V07-12: Robot-Assisted Laparoscopic Transplant Ureteral Reimplantation and Mitrofanoff
Video
INTRODUCTION
While robot-assisted laparoscopic (RAL) transplant ureteral reimplantation is a known treatment option for managing transplant vesicoureteral reflux (VUR), video documentation of this procedure is lacking. We aim to visually demonstrate the surgical technique used in a RAL transplant ureteral reimplantation with concurrent creation of a Mitrofanoff catheterizable channel.
METHODS
We present a 10 year old male with a history of posterior urethral valves, neurogenic bladder, and end-stage renal disease. He underwent extraperitoneal cadaveric renal transplantation three years prior, but became increasingly intolerant of urethral catheterization and developed renal injury.
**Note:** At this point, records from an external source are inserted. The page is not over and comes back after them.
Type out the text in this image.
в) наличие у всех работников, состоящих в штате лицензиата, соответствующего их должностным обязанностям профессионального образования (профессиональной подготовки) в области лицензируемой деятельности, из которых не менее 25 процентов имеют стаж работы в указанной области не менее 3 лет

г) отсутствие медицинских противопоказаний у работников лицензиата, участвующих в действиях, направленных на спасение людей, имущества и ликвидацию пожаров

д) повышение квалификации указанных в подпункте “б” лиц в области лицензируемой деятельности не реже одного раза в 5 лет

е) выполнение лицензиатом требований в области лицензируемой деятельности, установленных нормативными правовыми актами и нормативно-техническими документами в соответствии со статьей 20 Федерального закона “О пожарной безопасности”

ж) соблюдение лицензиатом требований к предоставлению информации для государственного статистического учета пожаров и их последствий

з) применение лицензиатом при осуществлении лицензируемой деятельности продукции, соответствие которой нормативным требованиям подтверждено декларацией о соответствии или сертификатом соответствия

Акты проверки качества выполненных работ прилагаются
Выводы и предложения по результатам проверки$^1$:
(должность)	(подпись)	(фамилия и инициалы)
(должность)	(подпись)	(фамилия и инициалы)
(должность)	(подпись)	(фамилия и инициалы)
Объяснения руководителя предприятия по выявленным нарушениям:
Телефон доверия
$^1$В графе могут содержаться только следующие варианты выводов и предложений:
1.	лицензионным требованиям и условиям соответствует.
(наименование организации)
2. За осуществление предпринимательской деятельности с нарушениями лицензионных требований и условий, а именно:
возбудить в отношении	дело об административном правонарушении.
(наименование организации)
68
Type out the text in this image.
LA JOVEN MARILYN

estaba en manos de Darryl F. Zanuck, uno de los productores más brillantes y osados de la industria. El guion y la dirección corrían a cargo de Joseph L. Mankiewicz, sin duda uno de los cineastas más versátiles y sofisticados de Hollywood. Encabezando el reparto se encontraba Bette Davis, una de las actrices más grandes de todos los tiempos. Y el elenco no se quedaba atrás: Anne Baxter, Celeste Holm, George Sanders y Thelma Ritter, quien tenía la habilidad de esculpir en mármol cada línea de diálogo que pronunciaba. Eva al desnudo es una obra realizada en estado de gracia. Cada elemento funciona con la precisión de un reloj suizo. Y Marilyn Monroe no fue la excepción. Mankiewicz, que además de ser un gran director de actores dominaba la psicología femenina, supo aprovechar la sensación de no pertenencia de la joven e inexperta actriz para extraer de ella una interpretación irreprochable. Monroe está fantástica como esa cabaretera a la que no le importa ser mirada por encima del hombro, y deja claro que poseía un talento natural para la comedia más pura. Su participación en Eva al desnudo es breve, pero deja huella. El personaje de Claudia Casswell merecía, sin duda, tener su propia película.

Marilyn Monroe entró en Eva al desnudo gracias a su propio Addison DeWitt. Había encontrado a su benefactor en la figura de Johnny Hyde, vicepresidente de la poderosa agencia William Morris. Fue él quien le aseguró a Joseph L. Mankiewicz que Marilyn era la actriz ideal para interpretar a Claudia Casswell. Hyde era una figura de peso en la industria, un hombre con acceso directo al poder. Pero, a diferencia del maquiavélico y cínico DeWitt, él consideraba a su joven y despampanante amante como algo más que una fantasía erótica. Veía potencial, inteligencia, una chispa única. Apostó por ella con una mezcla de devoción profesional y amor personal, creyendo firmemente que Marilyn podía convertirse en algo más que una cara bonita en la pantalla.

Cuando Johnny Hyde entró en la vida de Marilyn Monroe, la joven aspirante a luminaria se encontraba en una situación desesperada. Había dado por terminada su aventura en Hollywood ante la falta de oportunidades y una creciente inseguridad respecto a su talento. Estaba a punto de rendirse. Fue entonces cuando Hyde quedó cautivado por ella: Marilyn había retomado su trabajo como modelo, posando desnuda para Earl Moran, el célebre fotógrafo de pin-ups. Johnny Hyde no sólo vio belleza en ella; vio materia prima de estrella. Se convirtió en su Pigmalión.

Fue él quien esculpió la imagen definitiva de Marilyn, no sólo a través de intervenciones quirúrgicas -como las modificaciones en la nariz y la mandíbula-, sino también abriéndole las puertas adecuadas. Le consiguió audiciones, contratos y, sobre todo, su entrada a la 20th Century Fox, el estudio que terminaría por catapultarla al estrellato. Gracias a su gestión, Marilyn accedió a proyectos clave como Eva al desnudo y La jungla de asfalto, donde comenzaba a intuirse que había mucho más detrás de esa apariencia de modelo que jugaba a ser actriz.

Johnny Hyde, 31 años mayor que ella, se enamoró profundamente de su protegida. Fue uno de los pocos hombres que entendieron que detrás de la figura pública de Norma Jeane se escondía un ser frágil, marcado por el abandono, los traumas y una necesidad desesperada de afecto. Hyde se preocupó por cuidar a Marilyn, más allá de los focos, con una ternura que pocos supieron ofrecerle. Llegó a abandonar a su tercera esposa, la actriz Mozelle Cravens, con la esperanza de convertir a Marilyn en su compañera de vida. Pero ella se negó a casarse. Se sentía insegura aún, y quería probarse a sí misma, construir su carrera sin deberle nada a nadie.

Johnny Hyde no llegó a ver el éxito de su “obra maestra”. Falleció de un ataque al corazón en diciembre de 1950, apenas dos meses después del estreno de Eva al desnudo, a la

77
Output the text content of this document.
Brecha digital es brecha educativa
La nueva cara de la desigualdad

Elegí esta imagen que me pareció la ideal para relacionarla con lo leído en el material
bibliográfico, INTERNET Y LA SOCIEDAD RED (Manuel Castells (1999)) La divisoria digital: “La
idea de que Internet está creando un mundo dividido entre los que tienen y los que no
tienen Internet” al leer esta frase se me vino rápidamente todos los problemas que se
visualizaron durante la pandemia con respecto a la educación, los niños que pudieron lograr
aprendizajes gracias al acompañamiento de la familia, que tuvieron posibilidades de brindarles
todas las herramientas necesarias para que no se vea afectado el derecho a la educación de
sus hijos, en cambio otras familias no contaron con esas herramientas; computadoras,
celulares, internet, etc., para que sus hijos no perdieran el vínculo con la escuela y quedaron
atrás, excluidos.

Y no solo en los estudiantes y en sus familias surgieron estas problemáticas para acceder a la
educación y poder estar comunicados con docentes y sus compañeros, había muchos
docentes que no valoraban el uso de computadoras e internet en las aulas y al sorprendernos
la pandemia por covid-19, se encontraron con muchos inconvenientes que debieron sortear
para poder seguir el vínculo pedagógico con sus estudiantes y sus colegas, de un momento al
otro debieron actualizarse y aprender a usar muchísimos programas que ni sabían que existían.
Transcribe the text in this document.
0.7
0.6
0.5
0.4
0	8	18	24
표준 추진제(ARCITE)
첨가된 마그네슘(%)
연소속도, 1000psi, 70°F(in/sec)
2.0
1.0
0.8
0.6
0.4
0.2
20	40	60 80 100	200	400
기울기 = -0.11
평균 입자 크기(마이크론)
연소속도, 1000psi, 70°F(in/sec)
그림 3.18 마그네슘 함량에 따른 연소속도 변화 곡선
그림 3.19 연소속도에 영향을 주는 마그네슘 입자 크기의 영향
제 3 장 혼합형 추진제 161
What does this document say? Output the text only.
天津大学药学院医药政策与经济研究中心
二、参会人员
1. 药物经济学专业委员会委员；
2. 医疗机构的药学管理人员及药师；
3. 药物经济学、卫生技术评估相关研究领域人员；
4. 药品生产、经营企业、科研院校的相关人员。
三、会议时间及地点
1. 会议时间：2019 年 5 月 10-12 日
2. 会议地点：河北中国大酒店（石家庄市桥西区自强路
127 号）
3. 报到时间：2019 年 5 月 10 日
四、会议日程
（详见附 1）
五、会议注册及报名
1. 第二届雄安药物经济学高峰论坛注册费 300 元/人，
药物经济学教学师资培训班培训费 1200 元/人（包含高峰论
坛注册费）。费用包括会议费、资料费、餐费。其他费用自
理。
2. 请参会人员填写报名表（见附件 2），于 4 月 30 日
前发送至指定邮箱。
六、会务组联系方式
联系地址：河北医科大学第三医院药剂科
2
Videourodynamics revealed grade 3 VUR into the transplant kidney, and renal scarring was present on DMSA. The decision was made to proceed with ureteral reimplantation and creation of a Mitrofanoff.
RESULTS
Pre-procedural cystoscopy was performed and a stent was placed in the transplant ureter. The patient was placed in a modified supine position and the daVinci XI robotic surgical system was docked. Ports were placed in the umbilicus, right lower quadrant, and left lower quadrant without use of an assistant port. The ureter was dissected distally to the level of the bladder. A submucosal detrusor tunnel was created along the anterolateral wall of the bladder, the ureter was dunked into the tunnel, and the tunnel was closed.Mesenteric windows were created and the appendix was ligated then transected. The cecal defect was oversewn. The urachus was transected and its hiatus was closed in two layers. A 3-centimeter detrusor tunnel was developed along the anterior right dome of the bladder. The appendix was spatulated and approximated to a distal cystotomy. The detrusor tunnel was closed. The Mitrofanoff was pulled through the umbilical port, spatulated, and anastamosed. Catheters were left in the Mitrofanoff channel and the urethra. EBL was 30mL and total OR time was 640 minutes. Post-op the patient developed stent malfunction despite radiographic evidence of appropriate stent position. A second ureteral stent was placed with immediate improvement. His stents were subsequently removed and his graft function remains excellent. He is easily catheterizing per Mitrofanoff and is satisfied with the outcome of his repair.
CONCLUSION
This video demonstrates the surgical technique used in a RAL ureteral reimplantation and creation of Mitrofanoff catheterizable channel in the setting of transplant VUR and neurogenic bladder. The patient continues to report excellent results 5 months post-op.